At the Serenity Mesa Recovery Center for youth in Albuquerque, where Weiss-Burke is executive director, doctors prescribe buprenorphine as part of its therapy program.

"Medically assisted treatment allows us to be able to give that person hope and see their life differently," Weiss-Burke said. "When heroin is not constantly on their mind, that's when the therapy can happen, that's when you can start changing their perception and life."

But prescribing buprenorphine isn't as simple as other drugs.

Federal law tightly restricts access to such medications to prevent them from being diverted for illegal use. Methadone, for example, can be dispensed only by special clinics. Doctors must undergo training before being certified to prescribe buprenorphine.

Until recently, doctors could treat no more than 100 people at a time with buprenorphine, so physicians had time to properly monitor patients. In July, the Obama administration increased that limit to 275 patients in an effort to get more people into treatment.

Federal officials have called opioid addiction a national crisis.

The death rate from drug overdoses more than doubled from 1999 to 2013, according to the Centers for Disease Control and Prevention. Drug overdoses now kill nearly 44,000 Americans a year — more than car accidents.

Among those ages 12 to 25, illicit opioid use more than doubled between 1991 and 2012. Yet 90% of drug-addicted youth ages 12 to 17 get no treatment at all, according to the 2012 National Survey on Drug Use and Health, published by the Substance Abuse and Mental Health Services Administration.

Addiction treatment hard to find, even as overdose deaths soar

Some critics say taking buprenorphine doesn't cure addiction.

During hearings on the opioid crisis, U.S. Rep.
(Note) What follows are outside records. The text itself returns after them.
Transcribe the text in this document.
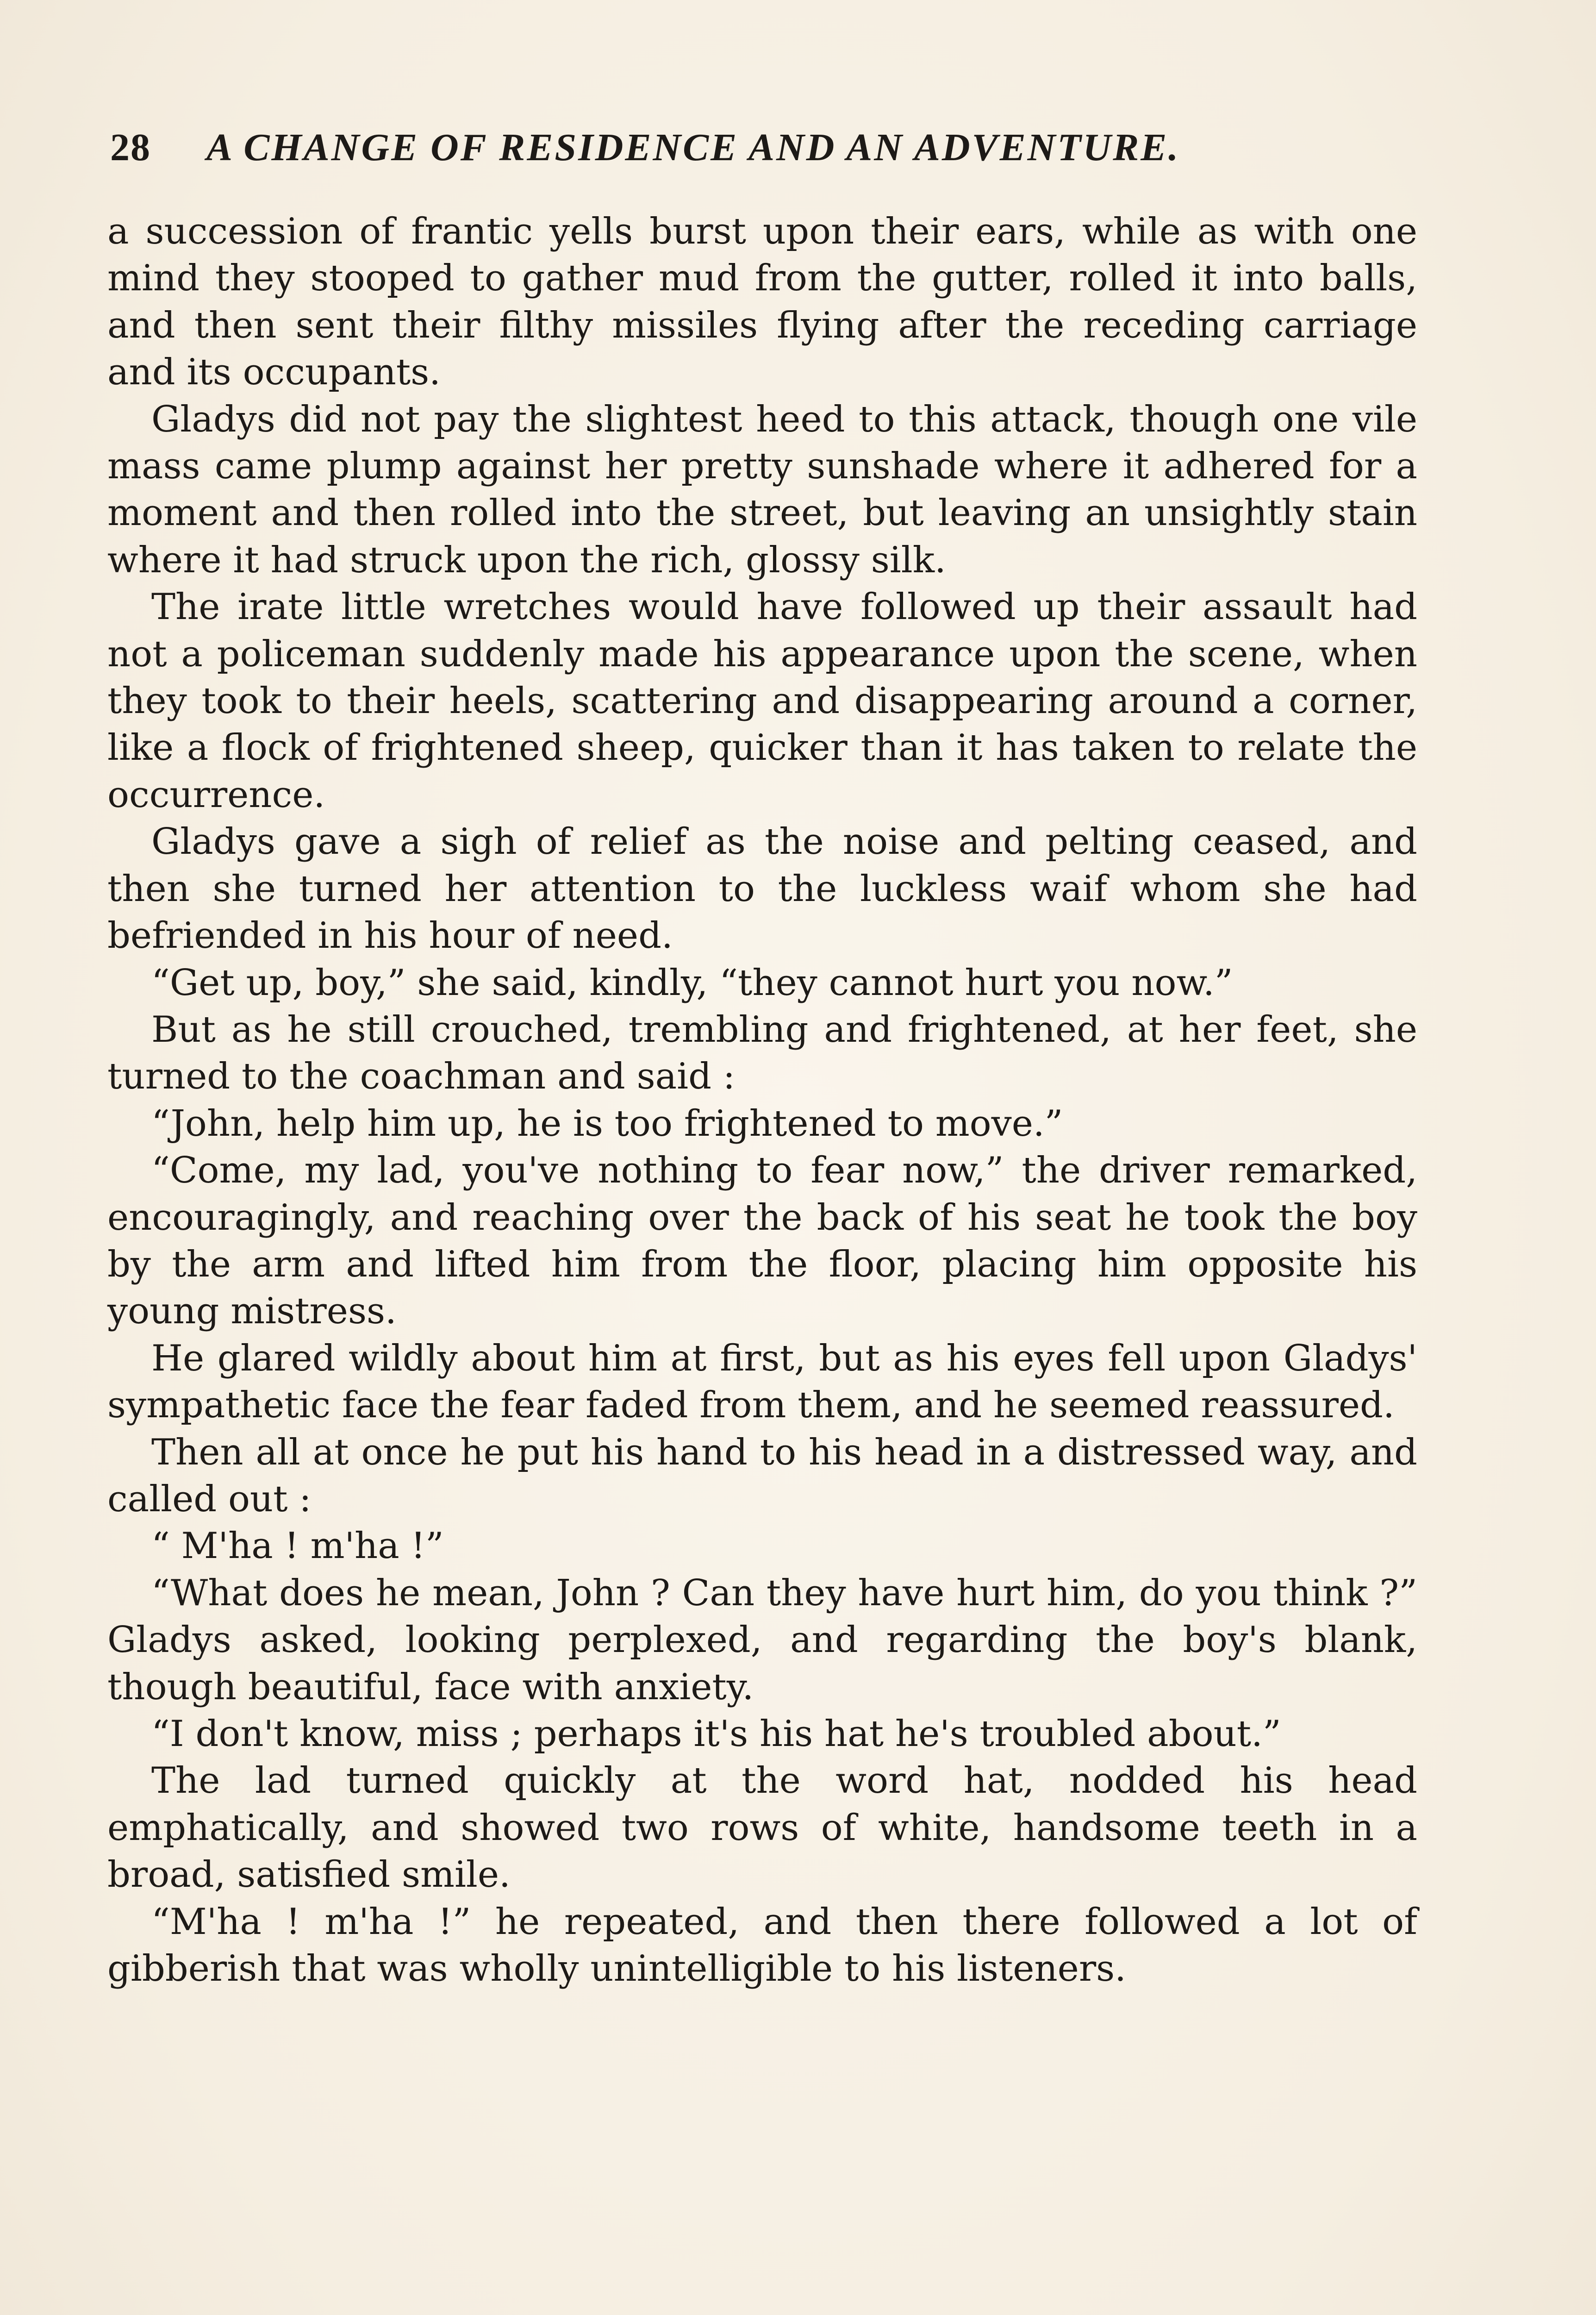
28 A CHANGE OF RESIDENCE AND AN ADVENTURE.

a succession of frantic yells burst upon their ears, while as with one mind they stooped to gather mud from the gutter, rolled it into balls, and then sent their filthy missiles flying after the receding carriage and its occupants.

Gladys did not pay the slightest heed to this attack, though one vile mass came plump against her pretty sunshade where it adhered for a moment and then rolled into the street, but leaving an unsightly stain where it had struck upon the rich, glossy silk.

The irate little wretches would have followed up their assault had not a policeman suddenly made his appearance upon the scene, when they took to their heels, scattering and disappearing around a corner, like a flock of frightened sheep, quicker than it has taken to relate the occurrence.

Gladys gave a sigh of relief as the noise and pelting ceased, and then she turned her attention to the luckless waif whom she had befriended in his hour of need.

“Get up, boy,” she said, kindly, “they cannot hurt you now.”

But as he still crouched, trembling and frightened, at her feet, she turned to the coachman and said :

“John, help him up, he is too frightened to move.”

“Come, my lad, you've nothing to fear now,” the driver remarked, encouragingly, and reaching over the back of his seat he took the boy by the arm and lifted him from the floor, placing him opposite his young mistress.

He glared wildly about him at first, but as his eyes fell upon Gladys' sympathetic face the fear faded from them, and he seemed reassured.

Then all at once he put his hand to his head in a distressed way, and called out :

“ M'ha ! m'ha !”

“What does he mean, John ? Can they have hurt him, do you think ?” Gladys asked, looking perplexed, and regarding the boy's blank, though beautiful, face with anxiety.

“I don't know, miss ; perhaps it's his hat he's troubled about.”

The lad turned quickly at the word hat, nodded his head emphatically, and showed two rows of white, handsome teeth in a broad, satisfied smile.

“M'ha ! m'ha !” he repeated, and then there followed a lot of gibberish that was wholly unintelligible to his listeners.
Tim Murphy, R-Pa., said opioid addicts who take buprenorphine are simply substituting one drug for another. Murphy, a child psychologist, also has voiced concern that addicts are illegally selling buprenophine to pay for their heroin habit.

Pharmaceutical companies have worked to develop forms of buprenorphine that can't be re-sold. In May, the Food and Drug Administration approved Probuphine, the first form of buprenorphine to be implanted, which provides a constant, low-level dose of the drug for six months.